It could be argued that Portugal's players rarely get the credit they deserve, with the name Cristiano Ronaldo leaping invariably to the forefront whenever talk turns to A Selecção das Quinas.
The FIFA Ballon d'Or winner has been a genuine global great for many years now, however there are plenty of other talented players in Paulo Bento’s group. Indeed, look no further than Ronaldo’s Real Madrid team-mates Pepe and Fabio Coentrao, or Monaco’s midfield maestro Joao Moutinho.
With 49 goals in 110 international appearances, Ronaldo’s goalscoring record may be unrivalled. Yet, in Helder Postiga and Hugo Almeida, Portugal have two more experienced attacking options for the 2014 FIFA World Cup Brazil™, the latter of whom spent three successful years at German Bundesliga side Werder Bremen before moving to Turkish outfit Besiktas in 2011.
FIFA.com spoke exclusively to Almeida, who has 17 goals in 53 caps for his country, about the upcoming tournament in Brazil, Portugal’s group-stage clash with Germany, and his superstar international team-mate.
FIFA.com: The World Cup in Brazil gets underway in three months’ time. Are you excited?
Hugo Almeida: Of course! But there is still a long way to go. We still have plenty to do in the league, but the excitement levels are going up day by day.
You have already been to one World Cup. What’s it like to play at such a tournament?
It’s completely different to what you usually experience [as a player]. You play against the best national teams in the world – not only from Europe, but also from other continents. That’s an incredible experience!
What was your reaction to the draw?
Only quality teams have qualified, so our group is naturally very difficult. We’ll have to see what we can achieve.
As well as USA and Ghana, you’re also up against Germany again…
Our record against them in recent tournaments is not that great. I hope we’ll do better this time. It’s definitely an advantage that we’re playing Germany in our first game. If you have to play such a strong opponent at the end of the group stage, it’s much more difficult. For me, it’s special to be playing against Germany, because I still have many friends in Bremen who I haven’t seen for a long time and might be seeing in Brazil. But there are no friends during the game, of course. We have to fight and give everything in order to get our first points on the board.
Speaking of Bremen, your former club are having a few problems at the moment and are fighting relegation…
I’ve been following everything and I’m disappointed with Werder’s development in recent years. When I was there, Bremen were fighting for the title. That’s changed now and it makes me sad, but I hope things will start to improve. I’ll keep my fingers crossed for Werder.
You’ve been at Besiktas since 2011. What does the future hold for you?
We’re currently challenging near the top and are continuing to fight for the title, or a place amongst the top teams in the division. My contract runs out in December and I haven’t made any further plans for next year. You never know what might happen.
Back to the World Cup, who would you say are favourites for the tournament?

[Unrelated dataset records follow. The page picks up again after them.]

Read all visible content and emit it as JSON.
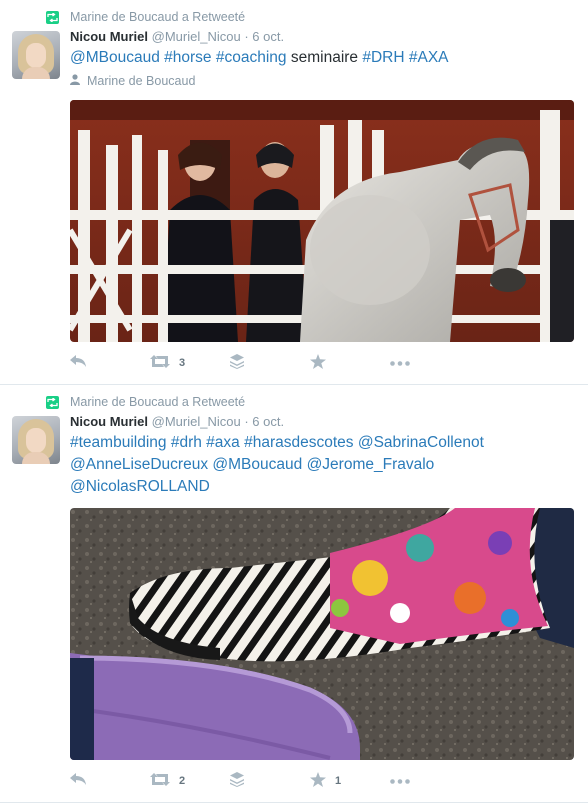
{
  "tweets": [
    {
      "retweet_context": "Marine de Boucaud a Retweeté",
      "fullname": "Nicou Muriel",
      "username": "@Muriel_Nicou",
      "separator": "·",
      "timestamp": "6 oct.",
      "text_parts": [
        {
          "text": "@MBoucaud",
          "link": true
        },
        {
          "text": " ",
          "link": false
        },
        {
          "text": "#horse",
          "link": true
        },
        {
          "text": " ",
          "link": false
        },
        {
          "text": "#coaching",
          "link": true
        },
        {
          "text": " seminaire ",
          "link": false
        },
        {
          "text": "#DRH",
          "link": true
        },
        {
          "text": " ",
          "link": false
        },
        {
          "text": "#AXA",
          "link": true
        }
      ],
      "mentioned_user": "Marine de Boucaud",
      "retweet_count": "3",
      "favorite_count": "",
      "image_icon": "photo-horse-paddock"
    },
    {
      "retweet_context": "Marine de Boucaud a Retweeté",
      "fullname": "Nicou Muriel",
      "username": "@Muriel_Nicou",
      "separator": "·",
      "timestamp": "6 oct.",
      "text_parts": [
        {
          "text": "#teambuilding",
          "link": true
        },
        {
          "text": " ",
          "link": false
        },
        {
          "text": "#drh",
          "link": true
        },
        {
          "text": " ",
          "link": false
        },
        {
          "text": "#axa",
          "link": true
        },
        {
          "text": " ",
          "link": false
        },
        {
          "text": "#harasdescotes",
          "link": true
        },
        {
          "text": "  ",
          "link": false
        },
        {
          "text": "@SabrinaCollenot",
          "link": true
        },
        {
          "text": " ",
          "link": false
        },
        {
          "text": "@AnneLiseDucreux",
          "link": true
        },
        {
          "text": " ",
          "link": false
        },
        {
          "text": "@MBoucaud",
          "link": true
        },
        {
          "text": " ",
          "link": false
        },
        {
          "text": "@Jerome_Fravalo",
          "link": true
        },
        {
          "text": " ",
          "link": false
        },
        {
          "text": "@NicolasROLLAND",
          "link": true
        }
      ],
      "retweet_count": "2",
      "favorite_count": "1",
      "image_icon": "photo-rain-boots"
    }
  ],
  "colors": {
    "link": "#2b7bb9",
    "muted": "#8899a6",
    "retweet_green": "#19cf86",
    "action_grey": "#aab8c2"
  },
  "icons": {
    "retweet_badge": "retweet-icon",
    "reply": "reply-icon",
    "retweet": "retweet-icon",
    "stack": "stack-icon",
    "favorite": "star-icon",
    "more": "more-dots-icon",
    "user": "user-icon"
  }
}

I wouldn’t say there is one. If I had to name one team, it would be Portugal of course. The teams who have won the World Cup in the past will certainly be trying to do so again – Brazil as hosts, Spain as defending champions. Germany have also come close in recent years and you mustn’t forget Italy.
I love it when I score, because the goal is for the entire country.
Are Portugal capable of winning the World Cup?
First of all, we want to get through the group stage. Anything can happen in the knockout rounds. We’re certainly not one of the favourites, but we’re not underdogs either. We have a good team, but we have to prove that on the pitch.
After finishing second behind Russia in the qualifying group, Portugal had to face Sweden in the play-offs. How did the team deal with that disappointment?
Games like that are always difficult. It was disappointing for us because we had a good team, but we made several mistakes during our qualifying campaign. We were punished and had to settle for the play-offs, but against Sweden we showed our true class and played good football.
Cristiano Ronaldo almost single-handedly clinched Portugal’s place in Brazil, with four goals against the Tre Konor. What’s Ronaldo like as a person?
Ronaldo’s a great guy and a very good friend of mine in the national team. We’re always together. He’s a very likeable chap. He’s always asking everyone if everything’s all right. He’s first on the scene if anyone needs help.
You and Helder Postiga are the national team’s most prolific goalscorers behind Ronaldo. How do you see your role in the side?
[Laughs] That’s a question for the coach. For me, it’s important to be in the squad and to play for my country. I love it when I score, because the goal is for the entire country.
Your former national coach Luiz Felipe Scolari (2003 to 2008) is now coaching Brazil. What did you make of Scolari?
He’s a very good coach who pushes the team on. He likes to have a bit of banter with the team, but he works incredibly hard and leaves nothing to chance. He is definitely capable of leading Brazil to the title.